Why isn’t Esperanto the global lingua franca?

As is so often the case here: there are some good answers (Vote #1 Andreu Massana’s answer; Vote #2 or #3 Laurie Chilvers’ answer), there are some bad answers, and this is my answer.

  • The initial hope of Zamenhof, and indeed of most people in the auxiliary language movement, was that the global language would be imposed top-down, by a committee of wise people.
  • That’s not what happened, and that was never likely to happen. Lingua francas are bottom-up affairs. They are bottom-up affairs, to be sure, that harness an existing structure of power. But usually people don’t learn the empire’s language because the empire told them to. They learn it because it’s in their interest to.
  • Esperanto, FWIW, endured as a bottom-up affair itself; and as I was discussing with Clarissa Lohr in the related answer to Could Esperanto seriously become the lingua franca?, we wouldn’t have it any other way. Esperantists are now what Zamenhof had called “Esperanto chauvinists”.

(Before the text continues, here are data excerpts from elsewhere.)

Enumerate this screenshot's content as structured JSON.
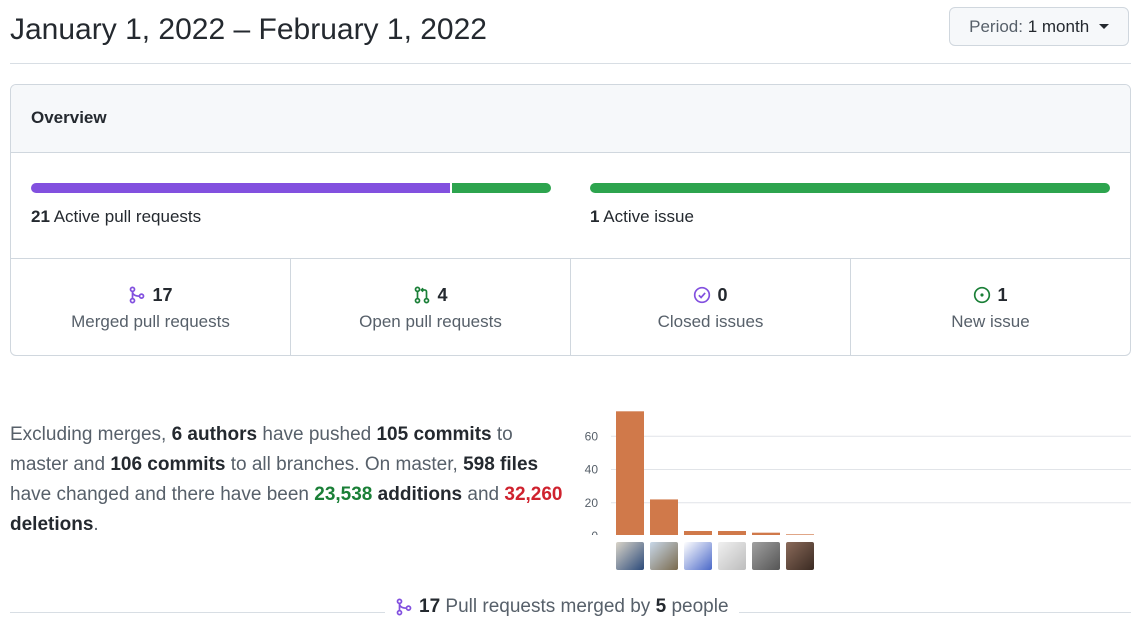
{
  "header": {
    "date_range": "January 1, 2022 – February 1, 2022",
    "period_label": "Period:",
    "period_value": "1 month"
  },
  "overview": {
    "title": "Overview",
    "active_prs": {
      "count": "21",
      "label": "Active pull requests",
      "merged_fraction": 0.81
    },
    "active_issues": {
      "count": "1",
      "label": "Active issue",
      "fraction": 1.0
    },
    "stats": [
      {
        "value": "17",
        "label": "Merged pull requests",
        "icon": "git-merge-icon",
        "color": "#8250df"
      },
      {
        "value": "4",
        "label": "Open pull requests",
        "icon": "git-pull-request-icon",
        "color": "#1a7f37"
      },
      {
        "value": "0",
        "label": "Closed issues",
        "icon": "issue-closed-icon",
        "color": "#8250df"
      },
      {
        "value": "1",
        "label": "New issue",
        "icon": "issue-opened-icon",
        "color": "#1a7f37"
      }
    ]
  },
  "summary": {
    "t1": "Excluding merges, ",
    "authors": "6 authors",
    "t2": " have pushed ",
    "commits_master": "105 commits",
    "t3": " to master and ",
    "commits_all": "106 commits",
    "t4": " to all branches. On master, ",
    "files": "598 files",
    "t5": " have changed and there have been ",
    "additions_num": "23,538",
    "additions_word": " additions",
    "t6": " and ",
    "deletions_num": "32,260",
    "deletions_word": " deletions",
    "t7": "."
  },
  "chart_data": {
    "type": "bar",
    "categories": [
      "contributor-1",
      "contributor-2",
      "contributor-3",
      "contributor-4",
      "contributor-5",
      "contributor-6"
    ],
    "values": [
      75,
      22,
      3,
      3,
      2,
      1
    ],
    "yticks": [
      0,
      20,
      40,
      60
    ],
    "ylim": [
      0,
      80
    ],
    "bar_color": "#d0794a",
    "grid": true,
    "x_tick_labels": "avatars"
  },
  "footer": {
    "count": "17",
    "t1": " Pull requests merged by ",
    "people": "5",
    "t2": " people"
  },
  "colors": {
    "purple": "#8250df",
    "green": "#2da44e",
    "addition_green": "#1a7f37",
    "deletion_red": "#cf222e",
    "bar": "#d0794a"
  }
}
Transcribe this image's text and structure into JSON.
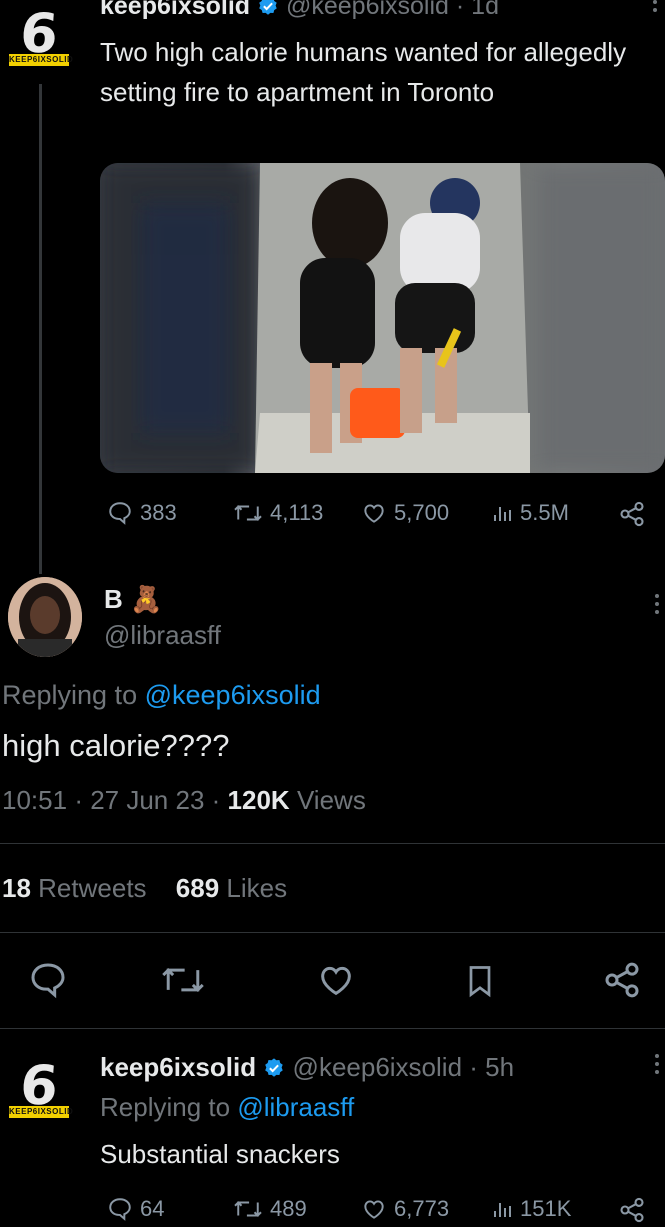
{
  "tweet": {
    "name": "keep6ixsolid",
    "handle": "@keep6ixsolid",
    "age": "· 1d",
    "logo_text": "KEEP6IXSOLID",
    "text": "Two high calorie humans wanted for allegedly setting fire to apartment in Toronto",
    "stats": {
      "replies": "383",
      "retweets": "4,113",
      "likes": "5,700",
      "views": "5.5M"
    }
  },
  "reply": {
    "name": "B",
    "emoji": "🧸",
    "handle": "@libraasff",
    "replying_prefix": "Replying to",
    "replying_to": "@keep6ixsolid",
    "text": "high calorie????",
    "time": "10:51",
    "date": "27 Jun 23",
    "views_count": "120K",
    "views_label": "Views",
    "retweets_count": "18",
    "retweets_label": "Retweets",
    "likes_count": "689",
    "likes_label": "Likes"
  },
  "response": {
    "name": "keep6ixsolid",
    "handle": "@keep6ixsolid",
    "age": "· 5h",
    "logo_text": "KEEP6IXSOLID",
    "replying_prefix": "Replying to",
    "replying_to": "@libraasff",
    "text": "Substantial snackers",
    "stats": {
      "replies": "64",
      "retweets": "489",
      "likes": "6,773",
      "views": "151K"
    }
  },
  "colors": {
    "background": "#000000",
    "text": "#e7e9ea",
    "muted": "#71767b",
    "link": "#1d9bf0",
    "verified": "#1d9bf0"
  }
}
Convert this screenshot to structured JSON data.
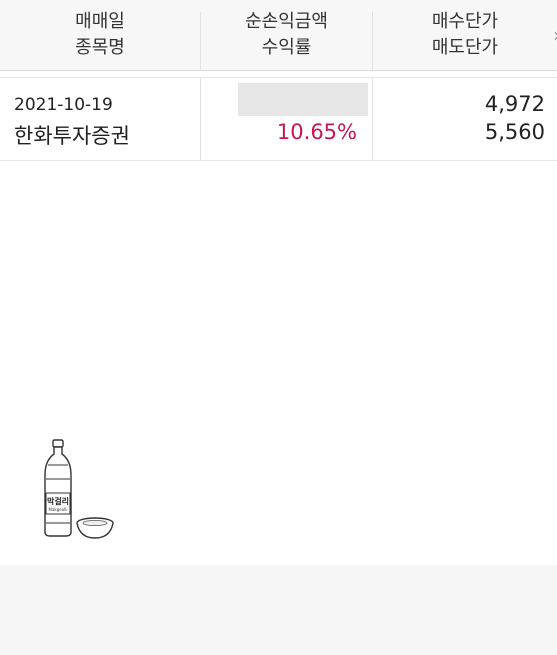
{
  "header": {
    "col1_line1": "매매일",
    "col1_line2": "종목명",
    "col2_line1": "순손익금액",
    "col2_line2": "수익률",
    "col3_line1": "매수단가",
    "col3_line2": "매도단가",
    "more_icon": "chevron-right-icon"
  },
  "rows": [
    {
      "date": "2021-10-19",
      "stock": "한화투자증권",
      "rate": "10.65%",
      "buy_price": "4,972",
      "sell_price": "5,560"
    }
  ],
  "illustration": {
    "label": "막걸리",
    "sublabel": "Makgeolli"
  },
  "colors": {
    "rate_positive": "#c8164f",
    "header_bg": "#f7f7f7",
    "footer_bg": "#f5f5f5"
  }
}
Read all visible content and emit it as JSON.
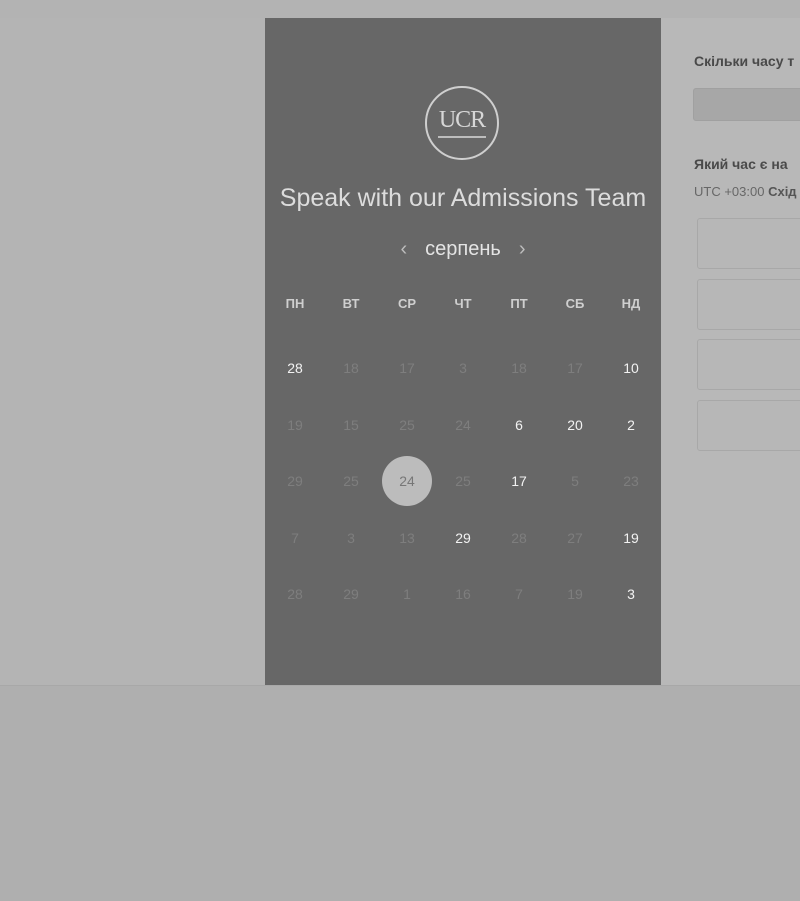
{
  "calendar": {
    "title": "Speak with our Admissions Team",
    "logo_text": "UCR",
    "month": "серпень",
    "prev_label": "‹",
    "next_label": "›",
    "weekdays": [
      "ПН",
      "ВТ",
      "СР",
      "ЧТ",
      "ПТ",
      "СБ",
      "НД"
    ],
    "weeks": [
      [
        {
          "d": "28",
          "a": true
        },
        {
          "d": "18",
          "a": false
        },
        {
          "d": "17",
          "a": false
        },
        {
          "d": "3",
          "a": false
        },
        {
          "d": "18",
          "a": false
        },
        {
          "d": "17",
          "a": false
        },
        {
          "d": "10",
          "a": true
        }
      ],
      [
        {
          "d": "19",
          "a": false
        },
        {
          "d": "15",
          "a": false
        },
        {
          "d": "25",
          "a": false
        },
        {
          "d": "24",
          "a": false
        },
        {
          "d": "6",
          "a": true
        },
        {
          "d": "20",
          "a": true
        },
        {
          "d": "2",
          "a": true
        }
      ],
      [
        {
          "d": "29",
          "a": false
        },
        {
          "d": "25",
          "a": false
        },
        {
          "d": "24",
          "a": false,
          "s": true
        },
        {
          "d": "25",
          "a": false
        },
        {
          "d": "17",
          "a": true
        },
        {
          "d": "5",
          "a": false
        },
        {
          "d": "23",
          "a": false
        }
      ],
      [
        {
          "d": "7",
          "a": false
        },
        {
          "d": "3",
          "a": false
        },
        {
          "d": "13",
          "a": false
        },
        {
          "d": "29",
          "a": true
        },
        {
          "d": "28",
          "a": false
        },
        {
          "d": "27",
          "a": false
        },
        {
          "d": "19",
          "a": true
        }
      ],
      [
        {
          "d": "28",
          "a": false
        },
        {
          "d": "29",
          "a": false
        },
        {
          "d": "1",
          "a": false
        },
        {
          "d": "16",
          "a": false
        },
        {
          "d": "7",
          "a": false
        },
        {
          "d": "19",
          "a": false
        },
        {
          "d": "3",
          "a": true
        }
      ]
    ]
  },
  "details": {
    "duration_question": "Скільки часу т",
    "time_question": "Який час є на",
    "timezone_prefix": "UTC +03:00",
    "timezone_name": "Схід"
  }
}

  • When a language is adopted bottom up:
    • Noone cares how perfect the language design is. People are prepared to jump through all sorts of hoops if it will get them advantage. They put up with English spelling, after all.
      • When China overtakes America, it’ll be interesting to see whether Chinese As Lingua Franca will put up with Chinese characters. It may well do.
    • Noone cares how rich the culture of the empire is. You think all those kids learning English in Indonesia give a damn about Milton?
      • Conversely, all those people who assert how culturally vacuous Esperanto is? I give even less of a damn about you. That’s an argument from ignorance.
    • Noone cares how flexible and adaptable the language of the empire is. They’re learning it for purely instrumental reasons.
    • Noone cares how fair the power imbalance is: yes, the natives of the empire speak the language better than you ever will, but we redress the power imbalance in our face with the tools we have now, not with the tools of future hope.
    • People care about their own culture surviving, and keeping the empire’s lingua a second language; but they don’t care as much as you might like. Languages die all the time, after all, and they usually die through the choices made by their speakers.
  • What people do care about is how much access to power and money they can get through the lingua franca. That’s why the native languages of empires tend to do quite well. There is a niche for pidgins (such as the original Lingua Franca), when there isn’t a clear dominant player, or when the language contact is more circumstantial; but that isn’t the world we’re talking about now.